Uma campanha eleitoral na internet considera a integração total das várias frentes com as quais o candidato irá trabalhar. Além disso, o foco está no eleitor e sua relação direta com ele. É preciso objetivos bem definidos e estratégias assertivas e eficazes, que promovam a aproximação, o diálogo e a conversão do voto. Realizamos o planejamento a partir de pesquisas bem elaboradas, identificação de público, definição de canais a serem utilizados, metas a serem alcançadas e métricas.

Redes Sociais

De nada adianta estar nas redes sociais se a presença ocorrer da maneira errada. Redes Sociais são feitas para dialogar e é isso que o eleitor espera. Por isso, trabalhamos com a identificação das redes que possuem maior relação junto ao eleitor, considerando aspectos locais e culturais. Formatamos os canais, e gerenciamos essas redes produzindo conteúdo adequado e, principalmente, promovendo o diálogo com o eleitor, proporcionando uma aproximação que resulte na conversão do voto.
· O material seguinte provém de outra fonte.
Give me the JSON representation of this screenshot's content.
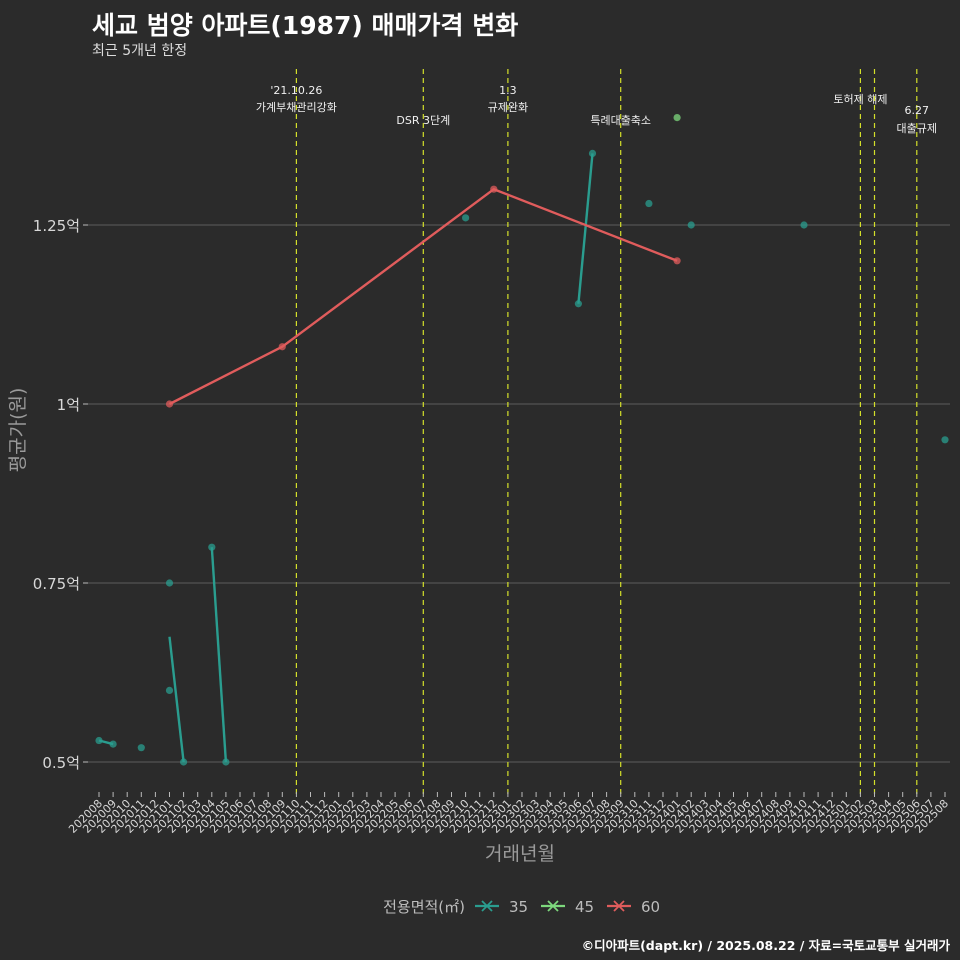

Produção de conteúdo para redes sociais

A produção de conteúdo considera aquilo que o internauta busca encontrar, sejam informações a respeito do candidato, suas propostas, ou aquelas que o auxiliem em alguma necessidade que vai além do aspecto eleitoral. Produzir conteúdo é atender a expectativa do internauta, entender suas necessidades e entregar o que ele procura. Ao fazer isso, damos um passo importante para ser um aliado, uma fonte segura de informações, o que contribui para a aproximação e posterior engajamento.

Monitoramento em Redes Sociais

Para isso, definimos palavras chave e parâmetros que nos permitam saber, extamente, o que o eleitor está falando a respeito do candidato na rede. Além disso, por meio do monitoramento, é possível saber como os adversários se comportam na rede e como eles também são percebidos e descritos pelo internauta. Os dados levantados podem ser importantes aliados na definição de estratégias, ações e tomada de decisões quanto ao rumo da campanha.

Gerenciamento de Crise em Redes Sociais

O melhor em relação a uma crise, é evitá-la. Agora, se nào foi possível, o importante é agir da forma correta. Saber que momento é esse, e quais medidas adotar, é uma tarefa para profissionais. A Vincere está capacitada para atender seus clientes nos momentos mais difíceis, com eficácia e precisão. Saber o que falar e quando falar fazem toda a diferença. Por isso, gerenciar crise é algo que prcisa ser feito por quem sabe como analisar a situação com isenção, frieza e clareza, para que as decisões tomadas sejam assertivas e ponham um fim ao problema.

Consultoria Digital

Na consultoria, avaliamos, periódicamente, o trabalho realizado pelo cliente no uso das redes sociais durante sua campanha, e realizamos orientações e ajustes necessários para que ele melhore sua perfomance na internet e, principalmente, o relacionamento com o seu eleitor.

Cursos e treinamentos

– Treinamento em Comunicação Digital

 

Capacitação de equipe para atuar com comunicação digital, a partir dos princípios básicos de conceitos e produção. A partir dele, será possível efetuar planejamento e promover o gerenciamento de ações no ambiente digital.

 

– Marketing Político Digital

Neste curso, discutimos os princípios do marketing político e como o ambiente digital se tornou um grande aliado das estratégias das campanhas eleitorais. Nele, trabalhamos o comportamento do eleitor, as ferramentas que podem ser utilizadas e, principalmente, a força do relacionamento.

 

– O uso de redes sociais em prol dos mandatos

 

Elas são, sem dúvidas, grandes aliadas, se trabalhadas da forma correta. Sua utilização deve considerar a importância da produção de conteúdo adequada e a força do relacionamento como forma de aproximar o poder público do cidadão.

 

– Gerenciamento de crises em redes sociais para agentes políticos, prefeituras e câmaras

 

Uma das situações mais vivenciadas pelos agentes políticos – com mandatos, principalmente – por prefeituras e câmaras é a crise. Elas surgem a todo momento, e pelos mais variados motivos. Entender sua origem e, fundamentalmente, gerenciá-la é o primeiro passo para transformar situações adversas em fatores positivos.